Хэлен показалось, что она догадывалась, что на самом деле волновало Грэм. Анна была необычной женщиной. Она уважала талант Грэм, осознавала ее былую популярность, но, тем не менее, не была этим ошеломлена. В жизни Грэм было немного людей, которые осмеливались предлагать ей дружбу. Ее импозантная личность и публичный статус не позволяли заводить обычные отношения с окружающими. Люди либо боялись ее напора,
– Грэм, Анна взрослая женщина. И в своей жизни она принимала много сложных решений. Решиться на развод тяжело, даже когда брак не самый удачный, и я представляю, как нелегко ей пришлось заново выстраивать свою жизнь. Но она сильная и независимая, и знает, чего хочет от жизни. Она здесь, потому что сама этого захотела. И если вдруг она почувствует себя несчастной, мне кажется, она сможет об этом позаботиться. Не думаю, что здесь есть, о чем переживать.
Грэм заметно расслабилась. – Хэлен?
– Да, дорогая?
– Как она выглядит?
Хэлен прекрасно понимала, насколько тяжело было Грэм задать этот вопрос. Грэм знала описание каждого предмета одежды в своем гардеробе, и настаивала на том, чтобы после химчистки вещи возвращали в определенном порядке. Она ни разу не попросила помощи, чтобы одеться, никогда не просила помощи, чтобы поесть, вообще никогда не просила о помощи. Единственным ее требованием, исходящим из того, что она не видит, было не передвигать мебель. Казалось невероятным то, с какой прямолинейностью она напомнила о своей слепоте.

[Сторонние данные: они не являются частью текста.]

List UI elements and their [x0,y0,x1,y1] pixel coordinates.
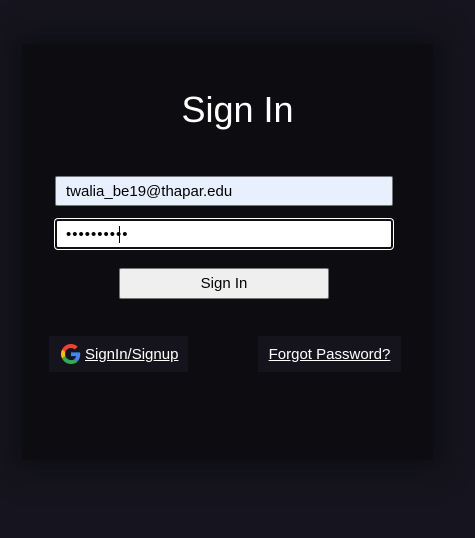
google-signin-link[interactable]: SignIn/Signup [49,336,188,372]
forgot-password-link[interactable]: Forgot Password? [258,336,401,372]
google-signin-label[interactable]: SignIn/Signup [85,346,178,363]
page-title: Sign In [181,89,294,130]
sign-in-button[interactable]: Sign In [119,268,329,299]
text-caret [119,226,120,243]
google-icon [61,344,81,364]
email-field[interactable] [55,176,393,206]
password-field[interactable] [55,219,393,249]
page: Sign In Sign In SignIn/Signup Forgot Pas… [0,0,475,538]
forgot-password-label[interactable]: Forgot Password? [269,346,391,363]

– О боже, даже сложно сказать, – замешкалась Хэлен.
Грэм в нетерпении встала, касаясь рукой стола, и обернулась к камину.
– Я знаю, что она почти моего роста, и сильная. Я почувствовала это, когда она взяла меня за руку в саду. Она мягко смеется, когда ей что-то нравится, и любит землю. Она умеет описать словами красоту цветов.
Грэм остановилась в растерянности, не зная как закончить описание женщины, которая так часто бывала рядом, но которую она ни разу не видела.
– Грэм, вы уже знаете лучшие ее черты: ее доброту, тепло и невероятную любовь к жизни.
Сжав кулаки, Грэм обернулась. – Да, но как она выглядит? Какого цвета ее волосы? Глаза? Что она носит? Хэлен, я ее не вижу!
Хэлен очень хотела подойти к Грэм и обнять, чтобы избавить ее от злости и растерянности. Но она прекрасно понимала, что Грэм не позволит ей этого. Не позволит проявить даже намек на сочувствие.
– У нее светлые волосы с легким медовым оттенком, она любит откидывать их назад и открывать лоб. Глаза очень синие, как океан августовским утром. Когда она чему-то радуется, она слегка краснеет, а в глазах появляется блеск. В мое время ее назвали бы крепкой. У нее сильное тело, как у многих современных женщин, я бы даже сказала, что она подкачанная, и в то же время она женственна.
– Какой длины ее волосы? В какие цвета она одевается?
– Ее волосы едва касаются плеч, они слегка волнистые. Когда она работает в саду, она повязывает на лоб бандану и забирает волосы назад. Ей нравится носить свободные штаны с завязками на поясе, с футболкой или мужского кроя рубашкой. Чаще всего она носит цвета – пурпурный, темно-зеленый, темно-золотистый.
Пока Хэлен описывала внешность Анны, Грэм просто стояла на месте. Напряжение постепенно покинуло ее тело.
– Это как-то помогло? – спросила Хэлен.